Client inactif : un client qui travaille déjà… mais ailleurs

Organiser & Transformer

23 déc. 2025

Olivier Dardelin

Client inactif : un client qui travaille déjà… mais ailleurs
Client inactif : un client qui travaille déjà… mais ailleurs

Un client dit « inactif » n’est presque jamais un client sans activité.
Il est, dans la majorité des cas, très actif avec d’autres fournisseurs.

Il a :

  • Ses partenaires historiques,

  • Ses routines d’achat,

  • Ses réflexes opérationnels,

  • Ses circuits de décision.

Le commercial ne se bat donc pas contre une absence de besoin,
mais contre des habitudes et des croyances profondément installées.

Pourquoi les arguments factuels et business ne suffisent pas

Dans ce contexte, ajouter :

  • Des arguments prix,

  • Des comparatifs techniques,

  • Des promesses de performance,

Ne suffit pas. La décision n’est plus purement rationnelle.
Elle est organisationnelle, culturelle et parfois émotionnelle.

Changer de fournisseur, c’est :

  • Remettre en cause des habitudes,

  • Assumer un risque interne,

  • Rompre un équilibre perçu comme « suffisamment satisfaisant ».

Tant que le coût perçu du changement est supérieur au bénéfice attendu,
aucun argument business ne déclenche la décision.

Le scoring : mesurer la résistance au changement

Le rôle du scoring n’est pas de mesurer l’intérêt du client.
Il est de mesurer la force des habitudes qui repoussent la décision.

Il permet de classer des clients inactifs à potentiel économique équivalent
selon leur niveau de résistance à l’intégration d’un nouveau fournisseur.

Les critères de scoring qui font la différence

Un scoring pertinent repose sur des critères factuels, observables et actionnables, pas sur des ressentis.
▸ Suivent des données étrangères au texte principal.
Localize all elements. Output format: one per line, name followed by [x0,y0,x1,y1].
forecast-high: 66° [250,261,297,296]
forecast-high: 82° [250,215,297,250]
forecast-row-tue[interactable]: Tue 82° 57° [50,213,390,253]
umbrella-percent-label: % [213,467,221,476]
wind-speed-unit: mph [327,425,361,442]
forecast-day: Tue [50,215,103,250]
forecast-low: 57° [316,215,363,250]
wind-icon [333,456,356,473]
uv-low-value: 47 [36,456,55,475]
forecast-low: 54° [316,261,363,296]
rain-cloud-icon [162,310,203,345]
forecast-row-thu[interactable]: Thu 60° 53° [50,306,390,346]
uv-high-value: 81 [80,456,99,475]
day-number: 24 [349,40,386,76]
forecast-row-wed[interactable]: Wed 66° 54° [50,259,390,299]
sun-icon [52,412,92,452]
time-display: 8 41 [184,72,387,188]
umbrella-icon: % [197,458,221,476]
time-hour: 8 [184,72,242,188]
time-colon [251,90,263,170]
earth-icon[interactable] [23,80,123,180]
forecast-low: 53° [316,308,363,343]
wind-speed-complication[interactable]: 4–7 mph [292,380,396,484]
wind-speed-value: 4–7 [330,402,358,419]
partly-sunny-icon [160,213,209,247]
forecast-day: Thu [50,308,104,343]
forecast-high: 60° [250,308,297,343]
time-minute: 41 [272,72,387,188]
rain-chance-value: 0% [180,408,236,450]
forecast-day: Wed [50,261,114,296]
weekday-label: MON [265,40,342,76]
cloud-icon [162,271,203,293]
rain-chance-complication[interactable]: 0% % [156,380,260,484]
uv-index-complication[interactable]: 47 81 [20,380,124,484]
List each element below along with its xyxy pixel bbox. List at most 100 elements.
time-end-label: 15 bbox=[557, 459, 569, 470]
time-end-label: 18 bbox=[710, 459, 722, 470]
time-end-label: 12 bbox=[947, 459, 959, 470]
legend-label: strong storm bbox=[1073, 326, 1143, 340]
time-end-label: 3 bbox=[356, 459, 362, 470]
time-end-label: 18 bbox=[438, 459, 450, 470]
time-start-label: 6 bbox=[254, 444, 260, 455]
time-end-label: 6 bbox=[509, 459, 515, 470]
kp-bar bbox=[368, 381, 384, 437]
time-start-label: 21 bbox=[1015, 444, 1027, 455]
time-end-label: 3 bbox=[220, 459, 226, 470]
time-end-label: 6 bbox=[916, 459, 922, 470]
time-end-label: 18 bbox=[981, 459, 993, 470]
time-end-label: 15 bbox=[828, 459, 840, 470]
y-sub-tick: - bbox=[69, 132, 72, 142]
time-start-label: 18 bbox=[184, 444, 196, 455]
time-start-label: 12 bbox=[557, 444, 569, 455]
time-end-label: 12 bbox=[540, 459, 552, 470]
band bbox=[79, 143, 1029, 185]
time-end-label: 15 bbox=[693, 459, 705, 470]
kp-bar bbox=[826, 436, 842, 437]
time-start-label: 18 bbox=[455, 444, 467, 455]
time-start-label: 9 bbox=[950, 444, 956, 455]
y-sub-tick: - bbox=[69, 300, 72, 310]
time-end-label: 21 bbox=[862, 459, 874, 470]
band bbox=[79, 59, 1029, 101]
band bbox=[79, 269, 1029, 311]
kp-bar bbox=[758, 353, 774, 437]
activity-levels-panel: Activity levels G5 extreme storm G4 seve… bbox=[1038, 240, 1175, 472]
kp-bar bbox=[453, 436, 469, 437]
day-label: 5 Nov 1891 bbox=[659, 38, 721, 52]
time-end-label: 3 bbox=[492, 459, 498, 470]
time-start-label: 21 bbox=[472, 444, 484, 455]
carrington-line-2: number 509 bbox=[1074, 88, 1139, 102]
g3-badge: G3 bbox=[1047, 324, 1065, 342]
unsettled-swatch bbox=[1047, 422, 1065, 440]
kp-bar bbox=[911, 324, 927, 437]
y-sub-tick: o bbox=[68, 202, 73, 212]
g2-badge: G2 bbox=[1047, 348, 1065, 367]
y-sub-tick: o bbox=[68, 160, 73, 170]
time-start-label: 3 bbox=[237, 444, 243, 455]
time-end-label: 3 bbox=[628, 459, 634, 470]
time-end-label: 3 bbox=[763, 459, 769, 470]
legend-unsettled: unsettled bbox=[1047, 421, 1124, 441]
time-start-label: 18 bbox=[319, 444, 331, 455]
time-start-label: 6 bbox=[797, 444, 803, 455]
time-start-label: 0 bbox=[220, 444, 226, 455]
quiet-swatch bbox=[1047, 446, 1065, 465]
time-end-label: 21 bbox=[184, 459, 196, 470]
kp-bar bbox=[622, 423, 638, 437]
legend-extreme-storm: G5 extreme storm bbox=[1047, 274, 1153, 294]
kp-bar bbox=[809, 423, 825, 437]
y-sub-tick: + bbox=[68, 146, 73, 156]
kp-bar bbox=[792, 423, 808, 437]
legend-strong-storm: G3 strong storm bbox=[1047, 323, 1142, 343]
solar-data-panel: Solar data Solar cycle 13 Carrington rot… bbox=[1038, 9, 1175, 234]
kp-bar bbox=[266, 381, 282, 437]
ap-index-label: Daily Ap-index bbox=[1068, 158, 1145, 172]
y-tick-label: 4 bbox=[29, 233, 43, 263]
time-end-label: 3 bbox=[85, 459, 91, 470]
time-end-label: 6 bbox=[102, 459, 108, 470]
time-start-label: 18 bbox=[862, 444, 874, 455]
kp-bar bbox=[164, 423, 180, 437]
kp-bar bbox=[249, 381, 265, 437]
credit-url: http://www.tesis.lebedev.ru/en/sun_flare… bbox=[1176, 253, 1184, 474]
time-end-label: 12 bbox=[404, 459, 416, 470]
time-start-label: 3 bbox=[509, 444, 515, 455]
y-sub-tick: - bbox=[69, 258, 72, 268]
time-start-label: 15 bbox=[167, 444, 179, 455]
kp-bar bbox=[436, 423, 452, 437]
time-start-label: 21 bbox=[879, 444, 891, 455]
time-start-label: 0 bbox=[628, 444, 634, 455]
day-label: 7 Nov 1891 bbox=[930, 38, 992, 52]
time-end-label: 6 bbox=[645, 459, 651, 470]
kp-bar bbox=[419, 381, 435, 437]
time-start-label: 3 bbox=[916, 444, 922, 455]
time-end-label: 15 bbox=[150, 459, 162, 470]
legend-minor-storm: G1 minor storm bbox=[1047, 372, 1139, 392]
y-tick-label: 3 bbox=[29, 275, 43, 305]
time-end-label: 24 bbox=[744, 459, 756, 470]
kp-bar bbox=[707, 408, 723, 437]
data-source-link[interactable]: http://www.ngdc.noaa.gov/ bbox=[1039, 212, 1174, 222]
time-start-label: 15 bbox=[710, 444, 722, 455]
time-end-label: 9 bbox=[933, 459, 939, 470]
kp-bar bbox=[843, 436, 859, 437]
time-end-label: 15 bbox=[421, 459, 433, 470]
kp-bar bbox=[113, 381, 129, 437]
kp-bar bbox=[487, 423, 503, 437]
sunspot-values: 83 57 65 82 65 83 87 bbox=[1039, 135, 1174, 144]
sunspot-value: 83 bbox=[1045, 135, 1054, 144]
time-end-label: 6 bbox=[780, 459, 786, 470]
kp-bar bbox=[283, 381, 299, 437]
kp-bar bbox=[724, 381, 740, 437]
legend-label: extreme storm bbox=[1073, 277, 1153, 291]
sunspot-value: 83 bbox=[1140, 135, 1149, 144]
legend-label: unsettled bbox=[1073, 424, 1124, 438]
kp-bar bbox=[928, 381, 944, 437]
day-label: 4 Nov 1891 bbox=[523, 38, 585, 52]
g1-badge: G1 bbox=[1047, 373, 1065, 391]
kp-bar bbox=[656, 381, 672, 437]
Niveau de dépendance fournisseur

  • Part du fournisseur principal dans les achats

  • Exclusivités formelles ou informelles

  • Contraintes logistiques ou contractuelles

Ancienneté et solidité des habitudes

  • Historique de relation avec les fournisseurs en place

  • Stabilité des pratiques d’achat

  • Faible remise en cause des schémas existants

Risque perçu par le décideur

  • Exposition personnelle en cas d’échec

  • Crainte de perturbation opérationnelle

  • Pression hiérarchique ou collective

Maturité décisionnelle

  • Problème reconnu ou non

  • Enjeu prioritaire ou secondaire

  • Décision individuelle ou collective

Ouverture au changement observée

  • Tests ponctuels avec d’autres fournisseurs

  • Écoute active des propositions

  • Volonté affichée d’évaluer des alternatives

Classer les clients inactifs : les 3 catégories opérationnelles

À partir de ces critères, le scoring permet de distinguer trois catégories claires.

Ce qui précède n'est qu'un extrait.